Doing #inktober

Some time in the middle of September, a friend drew my attention to Inktober. Said she was going to do it herself, “though I’m completely hopeless at drawing.” (Which turned out to be untrue.) Like her, I thought I wasn’t good at drawing, and haven’t done much, other than in the way of doodles, for a long long time. In the days when I still tried to make visual aids for use in preaching, I was invariably unhappy with the results. And yet. I always wished I could draw. Wanted to draw. Felt it would be a good thing to do. So I signed up for Inktober.

It’s not an arduous or difficult thing to do. Rather less than NaNoWriMo, where you are supposed to register with the site, and have to submit your 50,000 words of text at the end to have the total verified, in order to be a ‘winner’. With Inktober, it’s only you who check up on yourself. The challenge is to post a drawing on social media (doesn’t matter which) on every day of October. 31 days, 31 drawings. The official website says

Every October, artists all over the world take on the Inktober drawing challenge by doing one ink drawing a day the entire month.
I created Inktober in 2009 as a challenge to improve my inking skills and develop positive drawing habits. It has since grown into a worldwide endeavor with thousands of artists taking on the challenge every year.

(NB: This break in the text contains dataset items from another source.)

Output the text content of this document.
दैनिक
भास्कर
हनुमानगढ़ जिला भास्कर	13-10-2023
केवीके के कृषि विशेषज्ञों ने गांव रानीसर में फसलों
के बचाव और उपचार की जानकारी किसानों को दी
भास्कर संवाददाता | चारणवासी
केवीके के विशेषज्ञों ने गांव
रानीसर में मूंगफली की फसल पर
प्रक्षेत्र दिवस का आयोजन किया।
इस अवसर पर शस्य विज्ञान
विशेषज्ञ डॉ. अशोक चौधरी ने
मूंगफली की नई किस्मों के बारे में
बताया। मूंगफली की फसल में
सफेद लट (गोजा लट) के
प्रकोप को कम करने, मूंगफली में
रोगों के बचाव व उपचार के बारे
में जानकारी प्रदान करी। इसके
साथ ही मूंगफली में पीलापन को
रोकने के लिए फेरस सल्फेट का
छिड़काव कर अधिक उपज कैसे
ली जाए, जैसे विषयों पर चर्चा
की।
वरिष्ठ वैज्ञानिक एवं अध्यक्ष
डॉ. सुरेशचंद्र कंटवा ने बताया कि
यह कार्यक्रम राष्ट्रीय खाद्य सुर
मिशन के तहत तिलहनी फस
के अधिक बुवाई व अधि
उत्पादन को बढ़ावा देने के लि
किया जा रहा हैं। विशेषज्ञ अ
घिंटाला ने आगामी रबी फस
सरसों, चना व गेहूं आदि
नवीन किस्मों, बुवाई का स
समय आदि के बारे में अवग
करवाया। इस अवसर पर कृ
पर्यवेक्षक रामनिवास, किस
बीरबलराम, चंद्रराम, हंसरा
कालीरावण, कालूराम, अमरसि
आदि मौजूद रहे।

For those who want it, either because they lack inspiration (“But what can I draw?”) or because they want to make it more of a challenge, there is an official prompt list of single words to trigger creative thoughts. When I started, the prompt list was like unto a Zen koan to me, so that on the first two days I ignored the prompts and just posted two things I had felt like drawing. But then I got into the spirit of the thing – or perhaps the prompts got easier to understand – and I did my best to play the game. The prompts are broad and vague enough to have more than one meaning or interpretation, and that’s reflected in the different results the participating artists produce.

By now we’re just over halfway through. Most of my drawings have been done very quickly, very simply. I look at some of the pictures posted by others, and marvel at the intricacy, the detail, the time they must have spent on producing them. But it’s been immensely satisfying, and strangely addictive. I look back over three weeks, and I’m surprised by the variety of styles and methods I have used. And pleased with what feels like the progress I’ve made: my skills in some areas really seem to have improved. Is it annoying that my lightning sketches and throwaway attempts often look ‘better’ than the things I spend an hour on? Maybe. But it’s jolly interesting, too. It suggests that the more relaxed and loose I am about my drawing, the more fluent, the better the result.

I think I’m going to try and keep going, even when October ends.